Você sabe o que pode acontecer com seu filho em dias muito quentes?

Com previsão de temperaturas em alta para diversas regiões do Brasil neste fim de semana, especialistas alertam: bebês e crianças sofrem mais com altas temperaturas e precisam de cuidado extra para evitar desidratação, insolação e outros riscos
Menos sol, mais água, rotina mais leve para enfrentar o calor excessivo
Foto: Freepik
Menos sol, mais água, rotina mais leve para enfrentar o calor excessivo Foto: Freepik

A previsão de temperaturas extremas em várias áreas do Brasil neste fim de semana, incluindo capitais e regiões metropolitanas, acende um alerta importante para as famílias. Ondas de calor, cada vez mais frequentes, são desconfortáveis. Porém, no caso de bebês e crianças pequenas, os prejuízos podem ser mais sérios. O calor extremo é capaz de afetar diretamente a saúde dos pequenos.

Um dos grupos mais vulneráveis ao calor excessivo, as crianças têm maior risco de desidratação, exaustão térmica e insolação em dias muito quentes. Os sintomas podem surgir rapidamente.

Por que o calor pesa mais para as crianças?

O organismo infantil aquece mais rápido e perde calor com mais dificuldade. Além disso bebês não conseguem comunicar que estão com sede; crianças pequenas se distraem e bebem menos líquidos e o sistema de regulação térmica ainda está imaturo.

Pesquisas de universidades brasileiras, como a Universidade de São Paulo, mostram que períodos de calor intenso estão associados ao aumento de atendimentos pediátricos por desidratação, mal-estar, infecções gastrointestinais e queda de pressão.

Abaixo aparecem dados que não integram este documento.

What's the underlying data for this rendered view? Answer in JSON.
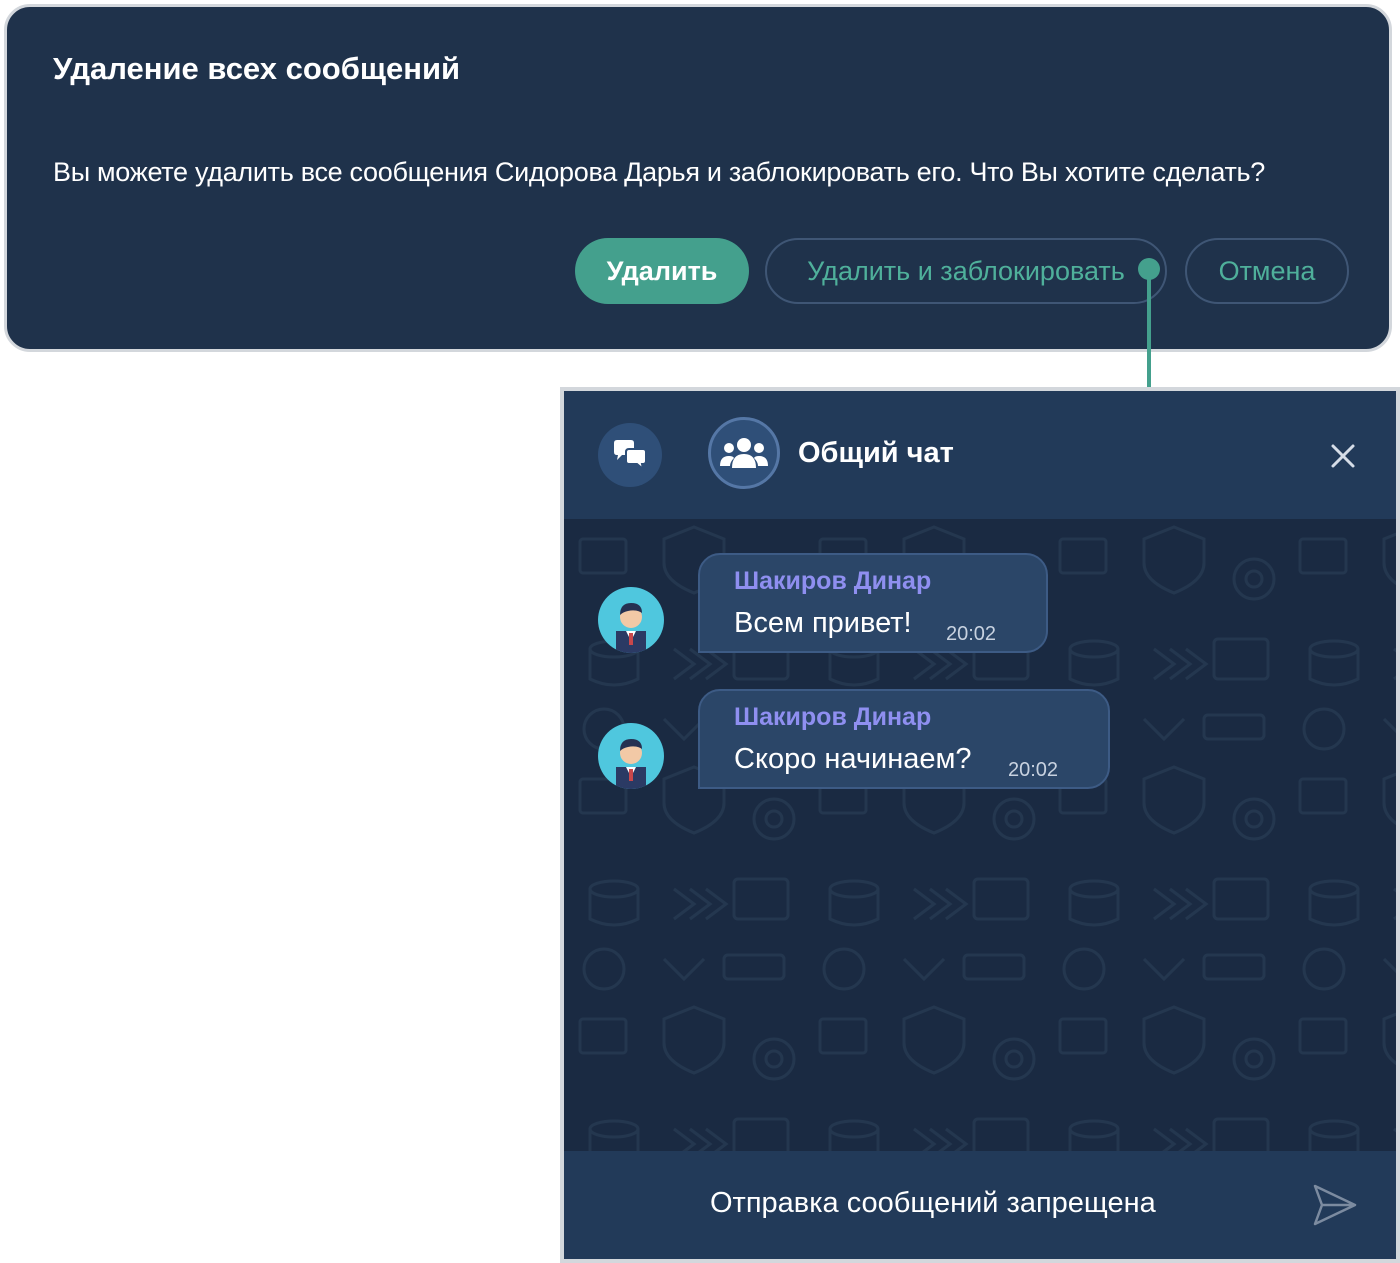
{
  "dialog": {
    "title": "Удаление всех сообщений",
    "message": "Вы можете удалить все сообщения Сидорова Дарья и заблокировать его. Что Вы хотите сделать?",
    "buttons": {
      "delete": "Удалить",
      "delete_and_block": "Удалить и заблокировать",
      "cancel": "Отмена"
    }
  },
  "chat": {
    "header": {
      "title": "Общий чат",
      "chats_icon": "chat-bubbles-icon",
      "group_icon": "users-group-icon",
      "close_icon": "close-icon"
    },
    "messages": [
      {
        "sender": "Шакиров Динар",
        "text": "Всем привет!",
        "time": "20:02"
      },
      {
        "sender": "Шакиров Динар",
        "text": "Скоро начинаем?",
        "time": "20:02"
      }
    ],
    "footer": {
      "status": "Отправка сообщений запрещена",
      "send_icon": "send-icon"
    }
  },
  "colors": {
    "panel": "#1f324b",
    "accent": "#44a08d",
    "sender_name": "#8f8ff0",
    "bubble": "#2b4668"
  }
}
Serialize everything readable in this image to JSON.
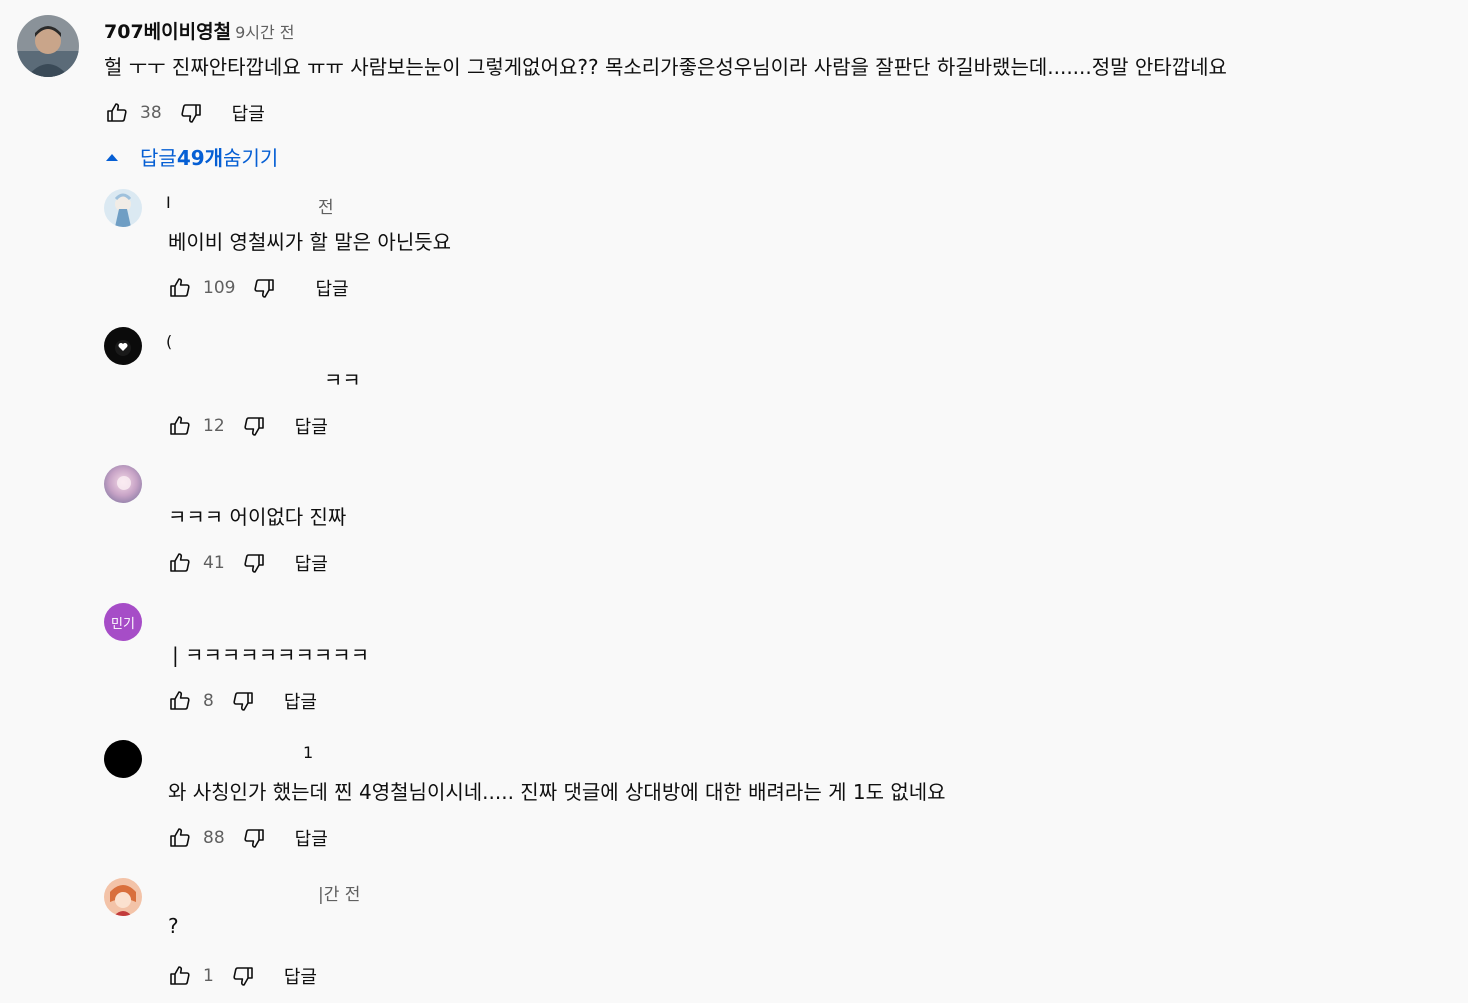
{
  "top_comment": {
    "author": "707베이비영철",
    "time": "9시간 전",
    "text": "헐 ㅜㅜ 진짜안타깝네요 ㅠㅠ 사람보는눈이 그렇게없어요?? 목소리가좋은성우님이라 사람을 잘판단 하길바랬는데.......정말 안타깝네요",
    "likes": "38",
    "reply_label": "답글"
  },
  "replies_toggle": {
    "prefix": "답글 ",
    "count_text": "49개",
    "suffix": " 숨기기"
  },
  "replies": [
    {
      "author_fragment": "I",
      "time_fragment": "전",
      "text": "베이비 영철씨가 할 말은 아닌듯요",
      "likes": "109",
      "reply_label": "답글"
    },
    {
      "author_fragment": "(",
      "time_fragment": "",
      "text": "ㅋㅋ",
      "likes": "12",
      "reply_label": "답글"
    },
    {
      "author_fragment": "",
      "time_fragment": "",
      "text": "ㅋㅋㅋ 어이없다 진짜",
      "likes": "41",
      "reply_label": "답글"
    },
    {
      "author_fragment": "",
      "avatar_text": "민기",
      "time_fragment": "",
      "text": "| ㅋㅋㅋㅋㅋㅋㅋㅋㅋㅋ",
      "likes": "8",
      "reply_label": "답글"
    },
    {
      "author_fragment": "",
      "time_fragment": "1",
      "text": "와 사칭인가 했는데 찐 4영철님이시네..... 진짜 댓글에 상대방에 대한 배려라는 게 1도 없네요",
      "likes": "88",
      "reply_label": "답글"
    },
    {
      "author_fragment": "",
      "time_fragment": "|간 전",
      "text": "?",
      "likes": "1",
      "reply_label": "답글"
    }
  ],
  "colors": {
    "background": "#f9f9f9",
    "link_blue": "#065fd4",
    "secondary_text": "#606060",
    "minki_avatar": "#a64dc7"
  },
  "icons": {
    "like": "thumbs-up-icon",
    "dislike": "thumbs-down-icon",
    "toggle": "caret-up-icon"
  }
}
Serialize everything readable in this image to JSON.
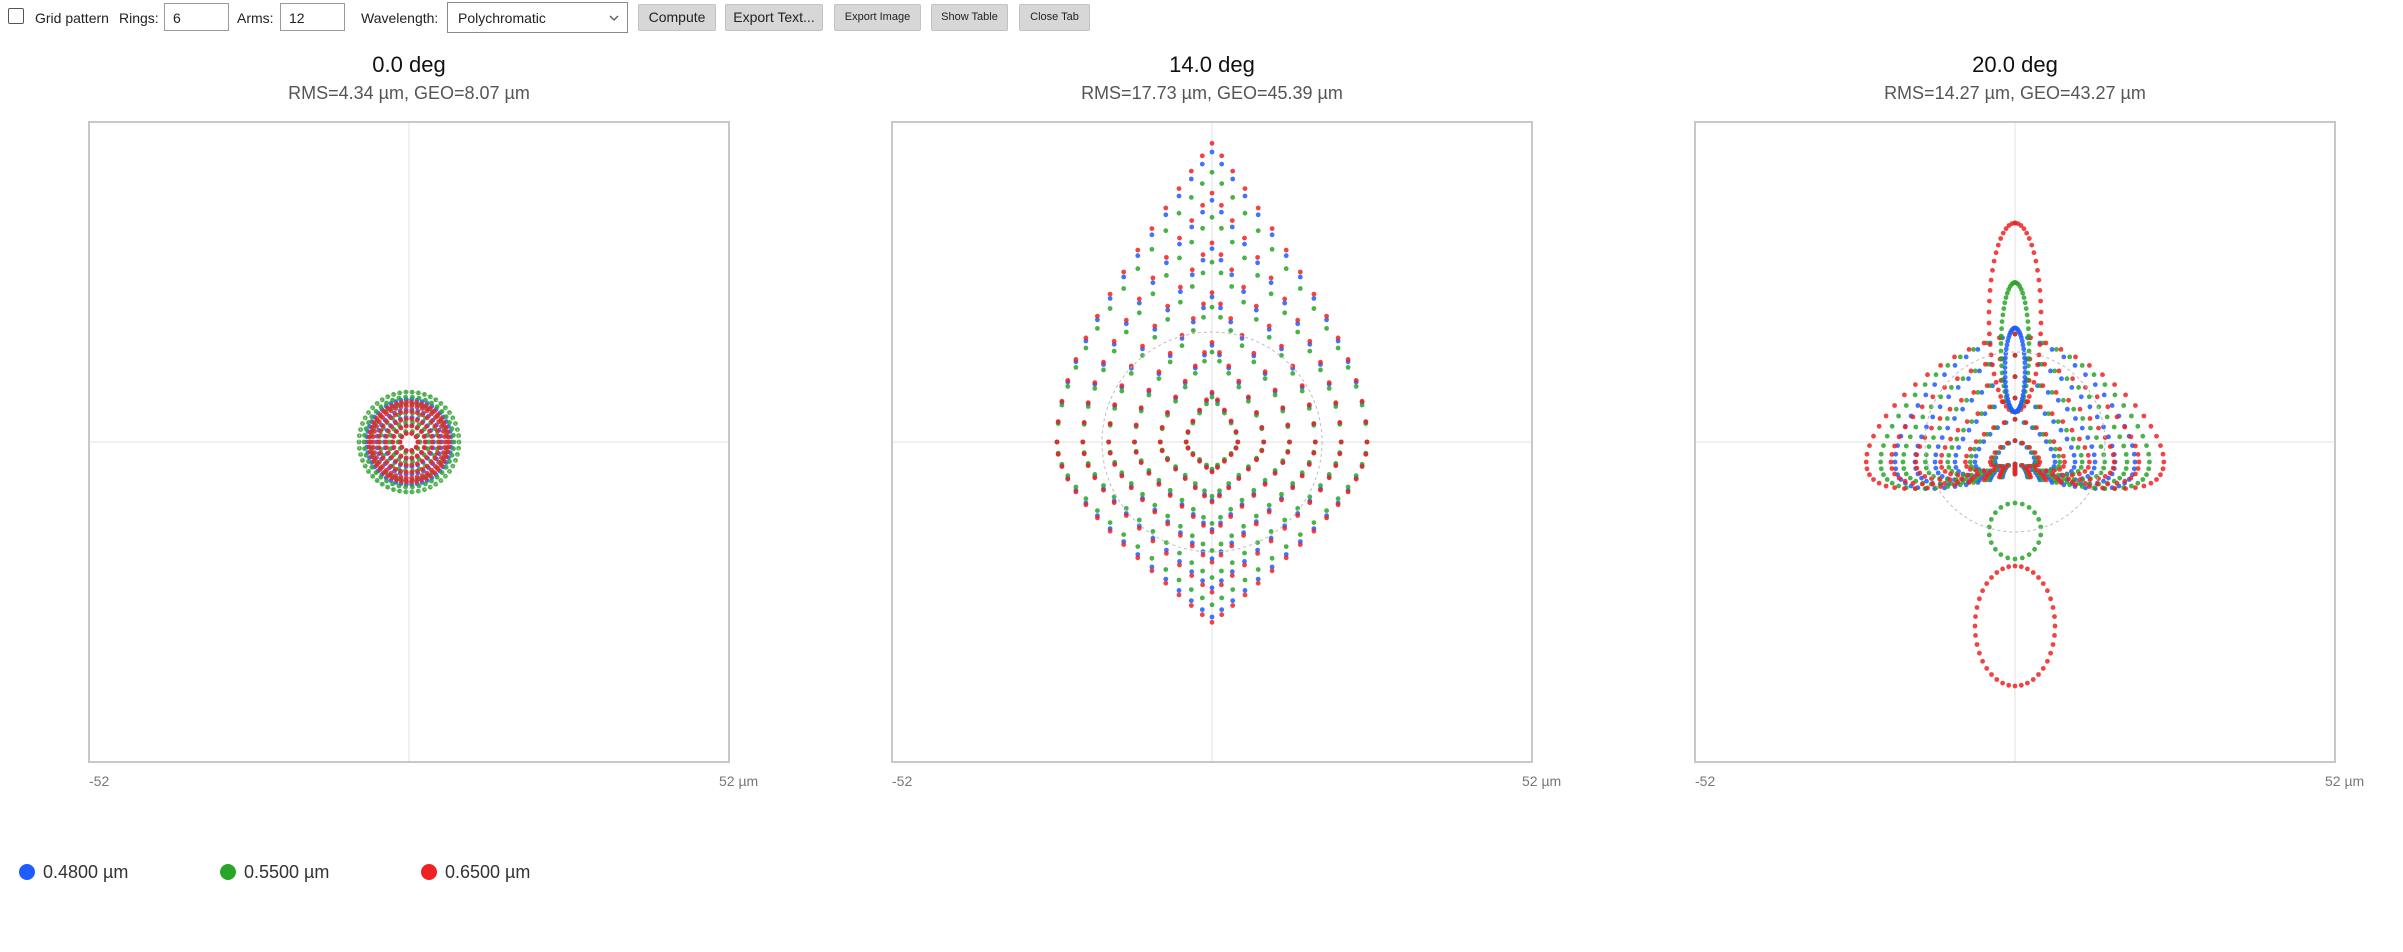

Fique atento aos sinais de alerta

Segundo a Sociedade Brasileira de Pediatria (SBP), é importante que os pais e responsáveis fiquem atentos e busquem ajuda médica se a criança apresentar sintomas como:

  • Boca seca e diminuição do xixi
  • Sonolência excessiva ou irritabilidade fora do padrão
  • Pele muito quente e avermelhada
  • Dor de cabeça, tontura, náuseas ou vômitos
  • Febre sem sinais claros de infecção
  • Em bebês, sinais como choro sem lágrimas, moleira afundada e dificuldade para mamar merecem atenção imediata.

Ajustes na rotina

A programação dos dias deve ser organizada para evitar exposição direta ao sol nos horários críticos, entre 10h e 16. Priorizar ambientes ventilados e adaptar horários de passeio e brincadeiras para o início da manhã ou fim da tarde são recomendações do Ministério da Saúde, sobretudo nos dias intensos de verão.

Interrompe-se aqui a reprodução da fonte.